Ein gern in Kauf genommener Nebeneffekt ist, dass mit PDK auch günstigere Verbrauchswerte erzielt werden können. Quer durch die unterschiedlichen Karosserieformen und Antriebsvarianten betragen die Unterschiede zwischen den handgeschalteten und dem automatischen Ausführungen im Schnitt 0.8 Liter je 100 km. Nach NEFZ-Norm gemessen verbraucht der Carrera GTS 8.7 Liter je 100 Kilometer, das Carrera 4 GTS Cabriolet derer 9.2. Wenn, wie im Falle dieser Testfahrten, Hochdrehzahl-Runden auf einem Wüsten-Rennkurs gedreht werden, ist allerdings mit Werten zwischen zwölf und 18 Litern zu rechnen.

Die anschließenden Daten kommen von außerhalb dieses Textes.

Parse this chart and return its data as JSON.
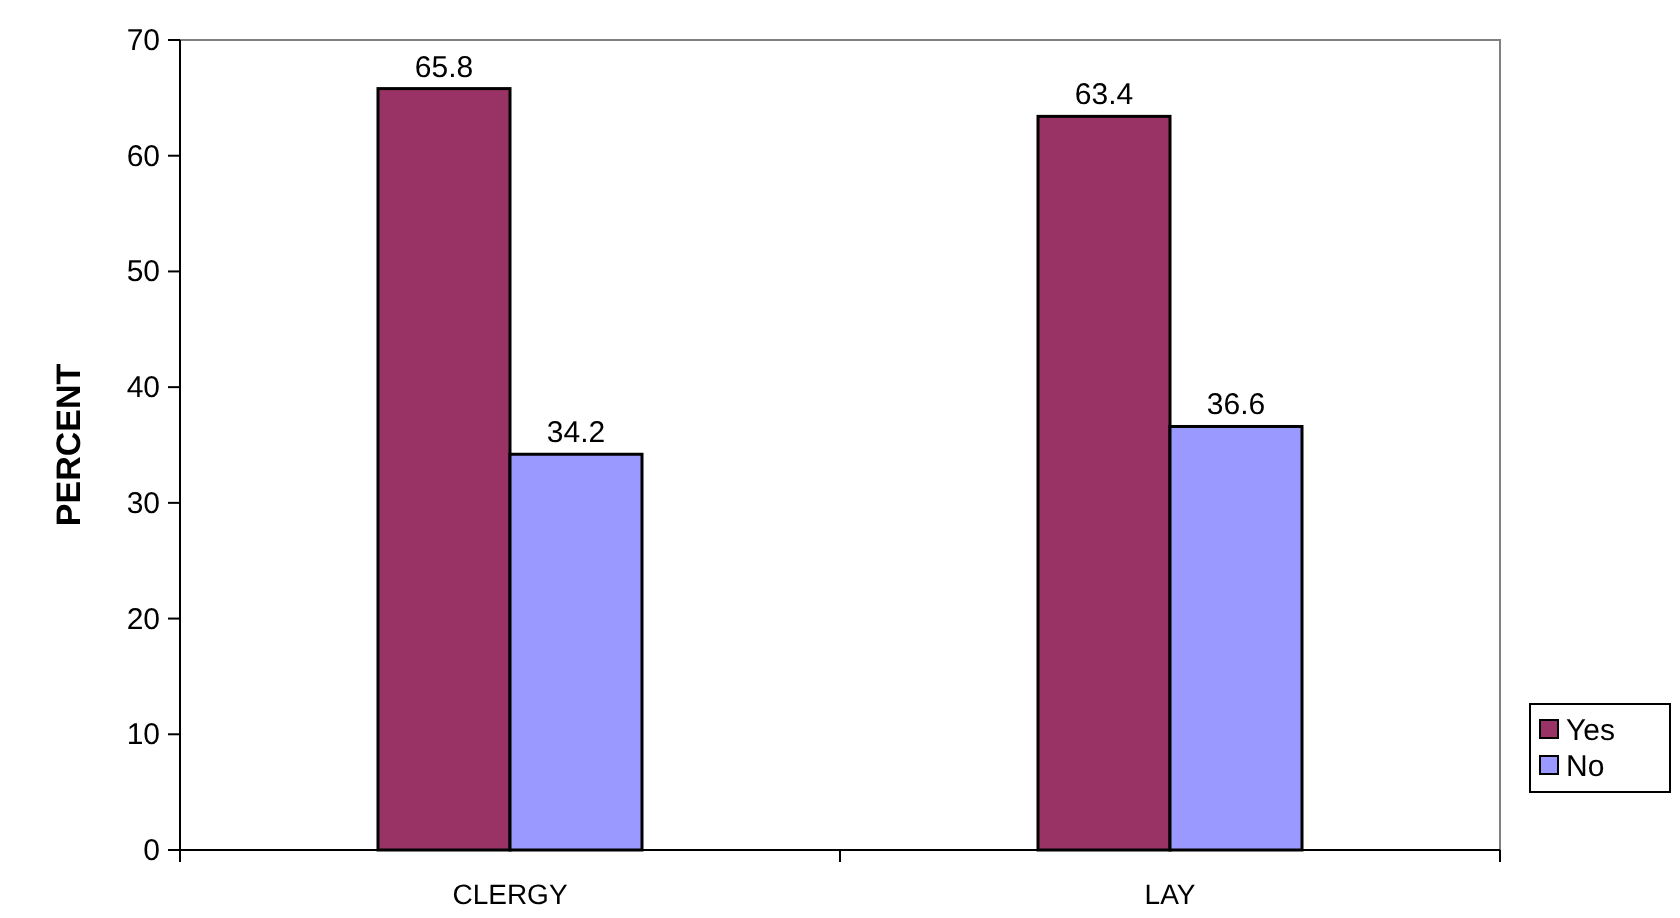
{
  "chart_data": {
    "type": "bar",
    "ylabel": "PERCENT",
    "categories": [
      "CLERGY",
      "LAY"
    ],
    "series": [
      {
        "name": "Yes",
        "color": "#993366",
        "values": [
          65.8,
          63.4
        ]
      },
      {
        "name": "No",
        "color": "#9999ff",
        "values": [
          34.2,
          36.6
        ]
      }
    ],
    "ylim": [
      0,
      70
    ],
    "yticks": [
      0,
      10,
      20,
      30,
      40,
      50,
      60,
      70
    ],
    "data_labels": true,
    "legend": "right",
    "grid": false
  }
}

An den grundsätzlichen Tugenden des Elfers – unmittelbare Rückmeldung, präzises Einlenken, sicheres Fahrgefühl auch am Grenzbereich – haben die drei neuen Buchstaben am Heck natürlich nichts geändert. Einen Elfer mit winzigen Lenkradbewegungen flüssig und zügig durch geschwungene Bergpisten zu dirigieren, gehört zum Besten, was das Autofahren zu bieten hat. Der limitierende Faktor ist häufiger das Finanzielle als die physikalischen Grenzen von Querbeschleunigung und Bodenhaftung.